Prowein, a very international trade show for wines and spirits, is swiftly and only slightly subtly taking the foreground as the place to do wine business.
This year, Bulgaria participated with a national pavilion of 13 wineries. Twelve other Bulgarian wineries were also present, either on an individual basis or as part of a foreign importer’s stand.
The annual event in Dusseldorf, Germany, was held from March 15-17.
The goal of participation, of course, is to earn Bulgaria a name for good-quality wine, and to get it onto the worldwide market. This follows years of varying quality of production, and varying opinions from wine drinkers and professionals, or, as in many cases when mentioning the grapes mavrud or melnik, simply a blank stare.
And the winemakers and estate owners at Prowein 2015 were well aware of the significance of this task, a turnaround from the winemaking mentalities of the early and mid-2000s, when international grapes like cabernet sauvignon and chardonnay sat in the minds of producers as varieties that would bring credibility to national production.
It having been five-and-a-half years since my leaving the country, it was encouraging, a blessed discovery.
Galina Niforou, chairwoman of the Bulgarian Wine Export Association and managing director of the Balkans International Wine Competition, told The Sofia Globe that in the past few years, there had been an improvement in the quality of Bulgaria’s wines, and people in Bulgaria had been becoming more interested in their own indigenous varieties, “which is very important. It will give us our own identity”.
The aim is for an official Wines Of Bulgaria brand to be created for Prowein 2016, to unify producers and, together, strategically further this brand.
Stanimir Stoyanov, president of the Union Of Bulgarian Enologists and winemaker at the long-established winery Lovico Suhindol, has been experiencing similar.
“Lots of people have started to work on wine culture in Bulgaria. Slowly, the thinking of people drinking our wines is changing,” he said. “We still have to run to get to the rest (of the world), even though we have a unique, special wine culture, wine grapes. In the past seven to eight years, there has been a huge increase in new wineries and thus new styles, and this can help Bulgaria to create a wine image of its own. And for the wine to be from Bulgaria, not from some random, unknown place.”
Lovico Suhindol has historically been known for its wines made from the gamza grape, known in Hungary as kadarka. The winery believes that using a traditional grape variety like gamza, sometimes blended with varieties like merlot or pinot noir, can present this new face: it makes an unknown past approchable.
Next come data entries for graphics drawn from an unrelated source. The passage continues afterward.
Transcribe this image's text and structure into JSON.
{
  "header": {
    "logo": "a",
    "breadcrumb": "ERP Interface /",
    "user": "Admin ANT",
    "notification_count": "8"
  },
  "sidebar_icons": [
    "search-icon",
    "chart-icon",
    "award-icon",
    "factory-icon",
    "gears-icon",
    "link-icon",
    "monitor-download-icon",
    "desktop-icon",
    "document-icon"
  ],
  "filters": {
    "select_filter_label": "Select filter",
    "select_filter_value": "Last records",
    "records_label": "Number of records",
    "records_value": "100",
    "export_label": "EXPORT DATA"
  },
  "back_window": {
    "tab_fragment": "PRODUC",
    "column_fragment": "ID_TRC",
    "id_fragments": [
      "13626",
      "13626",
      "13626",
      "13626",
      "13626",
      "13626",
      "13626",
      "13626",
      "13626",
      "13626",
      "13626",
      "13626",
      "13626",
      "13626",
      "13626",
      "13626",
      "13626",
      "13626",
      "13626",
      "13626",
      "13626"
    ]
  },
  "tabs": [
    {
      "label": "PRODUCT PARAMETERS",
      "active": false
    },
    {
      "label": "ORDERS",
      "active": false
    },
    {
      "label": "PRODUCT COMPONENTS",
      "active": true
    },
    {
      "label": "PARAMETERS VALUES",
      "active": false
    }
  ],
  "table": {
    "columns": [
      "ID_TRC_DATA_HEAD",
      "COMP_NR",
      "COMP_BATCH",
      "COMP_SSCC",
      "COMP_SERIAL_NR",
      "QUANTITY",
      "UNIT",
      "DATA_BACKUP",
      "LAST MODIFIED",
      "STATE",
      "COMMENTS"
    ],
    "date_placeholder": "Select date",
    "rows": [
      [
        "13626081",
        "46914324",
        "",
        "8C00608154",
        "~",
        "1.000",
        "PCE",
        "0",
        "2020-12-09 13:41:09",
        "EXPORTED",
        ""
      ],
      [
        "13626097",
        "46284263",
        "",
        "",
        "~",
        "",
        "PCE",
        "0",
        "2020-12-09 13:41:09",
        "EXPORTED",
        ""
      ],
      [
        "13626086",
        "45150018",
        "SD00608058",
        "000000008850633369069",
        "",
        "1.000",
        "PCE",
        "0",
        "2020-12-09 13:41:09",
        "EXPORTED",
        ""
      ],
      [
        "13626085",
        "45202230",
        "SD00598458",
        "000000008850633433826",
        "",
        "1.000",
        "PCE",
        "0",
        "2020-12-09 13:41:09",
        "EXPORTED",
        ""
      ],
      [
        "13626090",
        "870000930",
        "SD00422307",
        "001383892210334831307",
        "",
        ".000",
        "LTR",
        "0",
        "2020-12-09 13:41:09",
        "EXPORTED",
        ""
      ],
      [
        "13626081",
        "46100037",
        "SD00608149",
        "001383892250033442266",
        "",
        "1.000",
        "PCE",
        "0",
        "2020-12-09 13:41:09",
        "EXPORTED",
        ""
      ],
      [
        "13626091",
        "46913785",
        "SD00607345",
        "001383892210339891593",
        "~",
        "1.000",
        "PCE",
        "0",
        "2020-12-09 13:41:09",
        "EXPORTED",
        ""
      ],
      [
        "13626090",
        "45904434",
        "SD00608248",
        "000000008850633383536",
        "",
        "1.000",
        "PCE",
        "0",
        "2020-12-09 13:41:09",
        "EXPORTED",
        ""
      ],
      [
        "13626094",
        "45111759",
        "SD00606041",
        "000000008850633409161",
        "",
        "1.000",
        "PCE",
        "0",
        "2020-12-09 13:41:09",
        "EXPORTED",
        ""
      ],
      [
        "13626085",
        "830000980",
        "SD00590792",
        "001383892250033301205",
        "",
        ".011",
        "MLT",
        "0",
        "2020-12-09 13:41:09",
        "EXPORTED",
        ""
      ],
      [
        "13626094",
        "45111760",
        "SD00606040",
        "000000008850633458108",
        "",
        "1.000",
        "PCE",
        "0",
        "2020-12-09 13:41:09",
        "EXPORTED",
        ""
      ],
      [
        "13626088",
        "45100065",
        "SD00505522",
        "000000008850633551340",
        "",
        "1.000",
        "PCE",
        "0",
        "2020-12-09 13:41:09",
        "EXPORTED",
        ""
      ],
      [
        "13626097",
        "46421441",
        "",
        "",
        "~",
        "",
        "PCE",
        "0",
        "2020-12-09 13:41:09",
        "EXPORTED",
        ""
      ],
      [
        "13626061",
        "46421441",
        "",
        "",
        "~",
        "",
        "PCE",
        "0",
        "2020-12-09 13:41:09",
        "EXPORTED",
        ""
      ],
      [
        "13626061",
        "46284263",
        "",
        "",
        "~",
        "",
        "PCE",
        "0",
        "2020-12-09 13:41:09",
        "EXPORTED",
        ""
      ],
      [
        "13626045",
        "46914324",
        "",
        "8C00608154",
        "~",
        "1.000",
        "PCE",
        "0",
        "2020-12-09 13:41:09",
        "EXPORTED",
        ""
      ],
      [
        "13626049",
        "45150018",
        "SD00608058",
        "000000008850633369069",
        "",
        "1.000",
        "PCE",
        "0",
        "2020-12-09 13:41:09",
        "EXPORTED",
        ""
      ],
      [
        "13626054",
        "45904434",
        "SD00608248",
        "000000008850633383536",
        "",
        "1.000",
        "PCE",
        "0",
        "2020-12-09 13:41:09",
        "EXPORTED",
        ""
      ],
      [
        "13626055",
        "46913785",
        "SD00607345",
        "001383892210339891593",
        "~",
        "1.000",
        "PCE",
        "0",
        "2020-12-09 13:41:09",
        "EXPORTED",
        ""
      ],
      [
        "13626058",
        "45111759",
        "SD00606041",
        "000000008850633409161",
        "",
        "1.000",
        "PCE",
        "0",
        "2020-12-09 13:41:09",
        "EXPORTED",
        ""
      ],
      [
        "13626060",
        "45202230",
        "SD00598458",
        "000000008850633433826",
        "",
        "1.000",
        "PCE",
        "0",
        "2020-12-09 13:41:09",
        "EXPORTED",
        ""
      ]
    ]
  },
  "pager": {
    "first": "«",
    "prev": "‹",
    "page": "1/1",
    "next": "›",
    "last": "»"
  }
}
Logodaj is one of the newer generation of wineries. Founded in 1999, its speciality is the indigenous melnik grape. Though well-known on the local market, manager Petar Drosanski said to The Sofia Globe that “it’s hard to convince export markets to buy Bulgarian wines. They don’t even know that we make (wine)”.
He considers Prowein the best wine trade fair in Europe, and hoped to find more exporters. Logodaj’s wines can already be found in England, Germany, Poland, the Czech Republic, Russia, Slovakia and a bit in the United States.
While Bulgaria is usually most proud of its red wines, Nikola Zikatanov, executive manager of Winery Villa Melnik, which does make some lovely melnik wines, said that the complexity of his Bergulé Chardonnay had won over the owner of a Berlin wine bar, where it is now a staple on the list.
The country’s white wines do seem to be winning fans abroad, with the long-time German importer of Terra Tangra’s sauvignon blanc, Matthias Holzner of Naturian, saying that it was the “best” sauvignon blanc that he had ever tasted.
Terra Tangra, founded in the early 2000s, was also the first winery in Bulgaria to be certified organic.
Wine today is an international market, and producers and consumers are learning from one another. As Zikatanov said: “We need to get our watches on time with worldwide winemaking trends, to learn from those better than we, to get exposure for (our) native grapes.”
(An interesting sidenote: many of the winemakers at Bulgarian estates are young, and have studied in places like Bordeaux, California and Australia in addition to at Plovdiv, and, not uncommonly, are female.)
“It’s exciting to create the identity of the country, because it has been lost in past years,” Niforou said.
For the record, Prowein 2015 welcomed more than 52 000 international trade visitors to visit 5970 exhibitors from 50 countries.